Secondly, reader extensions can be hard to manage from a time perspective: when does the reader extension take effect? See Eval-when, for more discussion.
Finally, reader extensions can easily produce objects that can’t be
reified to an object file by the compiler. For example if you define a
reader extension that makes a hash table (see Hash Tables), then it
will work fine when run with the interpreter, and you think you have a
neat hack. But then if you try to compile your program, after wrangling
with the eval-when
concerns mentioned above, the compiler will
carp that it doesn’t know how to serialize a hash table to disk.

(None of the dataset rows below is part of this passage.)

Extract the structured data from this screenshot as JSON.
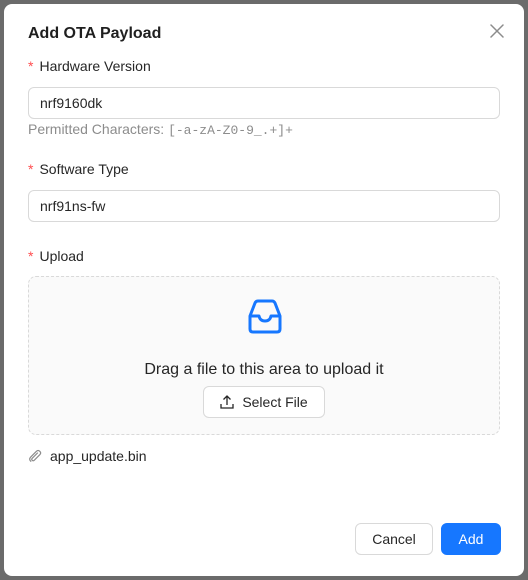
{
  "dialog": {
    "title": "Add OTA Payload"
  },
  "form": {
    "hardware_version": {
      "label": "Hardware Version",
      "value": "nrf9160dk",
      "help_prefix": "Permitted Characters:",
      "help_pattern": "[-a-zA-Z0-9_.+]+"
    },
    "software_type": {
      "label": "Software Type",
      "value": "nrf91ns-fw"
    },
    "upload": {
      "label": "Upload",
      "drop_text": "Drag a file to this area to upload it",
      "select_label": "Select File",
      "file_name": "app_update.bin"
    },
    "required_mark": "*"
  },
  "footer": {
    "cancel_label": "Cancel",
    "add_label": "Add"
  },
  "icons": {
    "close": "close-icon",
    "inbox": "inbox-icon",
    "upload": "upload-icon",
    "attachment": "paperclip-icon"
  },
  "colors": {
    "primary": "#1677ff",
    "required": "#ff4d4f",
    "border": "#d9d9d9",
    "muted_text": "#8c8c8c"
  }
}
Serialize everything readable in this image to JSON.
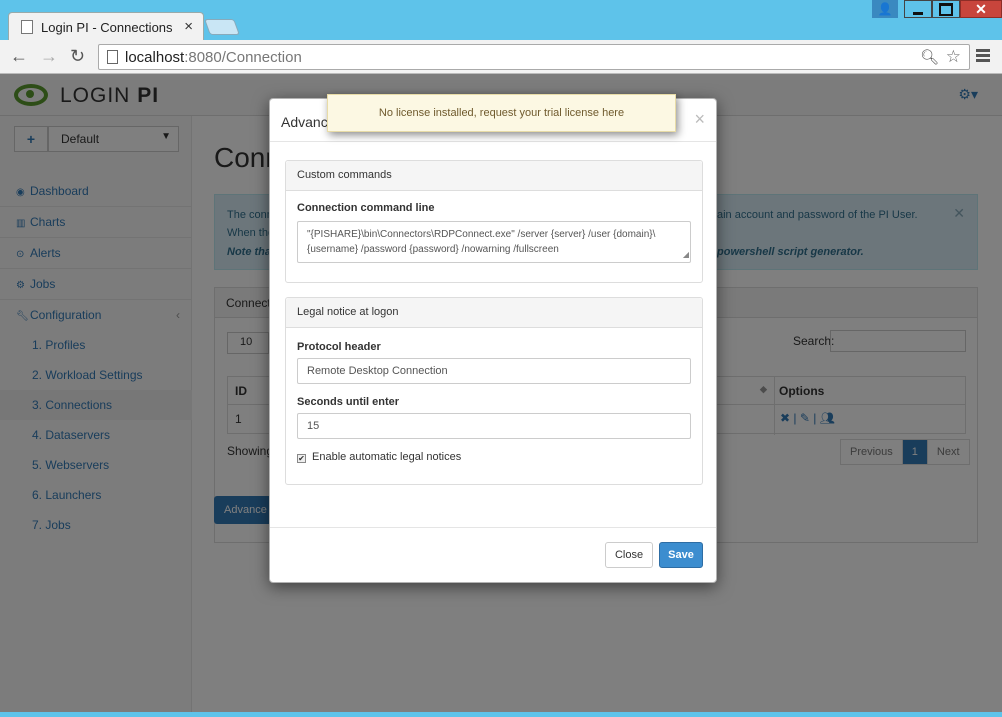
{
  "browser": {
    "tab_title": "Login PI - Connections",
    "url_host": "localhost",
    "url_path": ":8080/Connection"
  },
  "app": {
    "logo_text_light": "LOGIN ",
    "logo_text_bold": "PI",
    "profile_select": "Default",
    "sidebar": {
      "items": [
        {
          "label": "Dashboard",
          "icon": "dashboard-icon"
        },
        {
          "label": "Charts",
          "icon": "chart-icon"
        },
        {
          "label": "Alerts",
          "icon": "alert-icon"
        },
        {
          "label": "Jobs",
          "icon": "cogs-icon"
        },
        {
          "label": "Configuration",
          "icon": "wrench-icon"
        }
      ],
      "sub_items": [
        {
          "label": "1. Profiles"
        },
        {
          "label": "2. Workload Settings"
        },
        {
          "label": "3. Connections",
          "active": true
        },
        {
          "label": "4. Dataservers"
        },
        {
          "label": "5. Webservers"
        },
        {
          "label": "6. Launchers"
        },
        {
          "label": "7. Jobs"
        }
      ]
    },
    "content": {
      "title": "Conn",
      "alert_l1": "The conn",
      "alert_l2": "When the",
      "alert_l3": "Note tha",
      "alert_r1": "ain account and password of the PI User.",
      "alert_r3": "powershell script generator.",
      "panel_title": "Connecti",
      "length_value": "10",
      "search_label": "Search:",
      "col_id": "ID",
      "col_options": "Options",
      "row_id": "1",
      "showing": "Showing",
      "pager": {
        "prev": "Previous",
        "current": "1",
        "next": "Next"
      },
      "advanced_button": "Advance"
    }
  },
  "modal": {
    "title": "Advanc",
    "section1_title": "Custom commands",
    "cmd_label": "Connection command line",
    "cmd_value_line1": "\"{PISHARE}\\bin\\Connectors\\RDPConnect.exe\" /server {server} /user {domain}\\",
    "cmd_value_line2": "{username} /password {password} /nowarning /fullscreen",
    "section2_title": "Legal notice at logon",
    "protocol_label": "Protocol header",
    "protocol_value": "Remote Desktop Connection",
    "seconds_label": "Seconds until enter",
    "seconds_value": "15",
    "checkbox_label": "Enable automatic legal notices",
    "checkbox_checked": true,
    "close_button": "Close",
    "save_button": "Save"
  },
  "toast": {
    "text": "No license installed, request your trial license here"
  },
  "colors": {
    "accent": "#337ab7",
    "save_button": "#3c8dcf",
    "toast_bg": "#fcf8e3",
    "titlebar": "#5ec3ea"
  }
}
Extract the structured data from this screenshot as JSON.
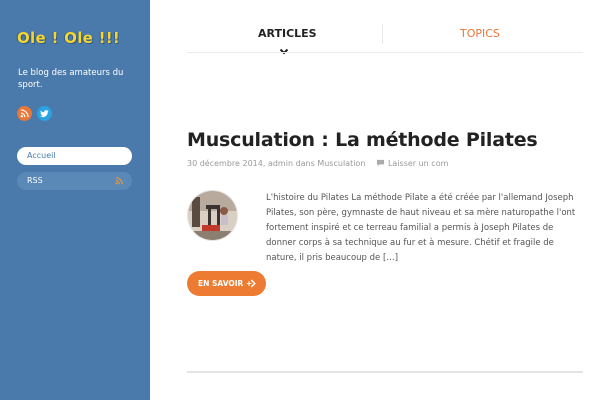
{
  "sidebar": {
    "site_title": "Ole ! Ole !!!",
    "tagline": "Le blog des amateurs du sport.",
    "social": [
      "rss-icon",
      "twitter-icon"
    ],
    "nav": [
      {
        "label": "Accueil"
      },
      {
        "label": "RSS"
      }
    ]
  },
  "tabs": {
    "articles": "ARTICLES",
    "topics": "TOPICS"
  },
  "post": {
    "title": "Musculation : La méthode Pilates",
    "date": "30 décembre 2014,",
    "author_prefix": "admin dans",
    "category": "Musculation",
    "comments": "Laisser un com",
    "excerpt": "L'histoire du Pilates La méthode Pilate a été créée par l'allemand Joseph Pilates, son père, gymnaste de haut niveau et sa mère naturopathe l'ont fortement inspiré et ce terreau familial a permis à Joseph Pilates de donner corps à sa technique au fur et à mesure. Chétif et fragile de nature, il pris beaucoup de […]",
    "read_more": "EN SAVOIR +"
  },
  "colors": {
    "sidebar_bg": "#4a7aab",
    "accent": "#ed7b31",
    "logo": "#f7d531"
  }
}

In the specific case of hash tables, it would be possible for Guile to know how to pack hash tables into compiled files, but this doesn’t work in general. What if the object you produce is an instance of a record type? Guile would then have to serialize the record type to disk too, and then what happens if the program independently loads the code that defines the record type? Does it define the same type or a different type? Guile’s record types are nominal, not structural, so the answer is not clear at all.
For all of these reasons we recommend macros over reader extensions.
Macros fulfill many of the same needs while preserving modular
composition, and their interaction with eval-when
is well-known.
If you need brevity, instead use read-hash-extend
and make your
reader extension expand to a macro invocation. In that way we preserve
scoping as much as possible. See Reader Extensions.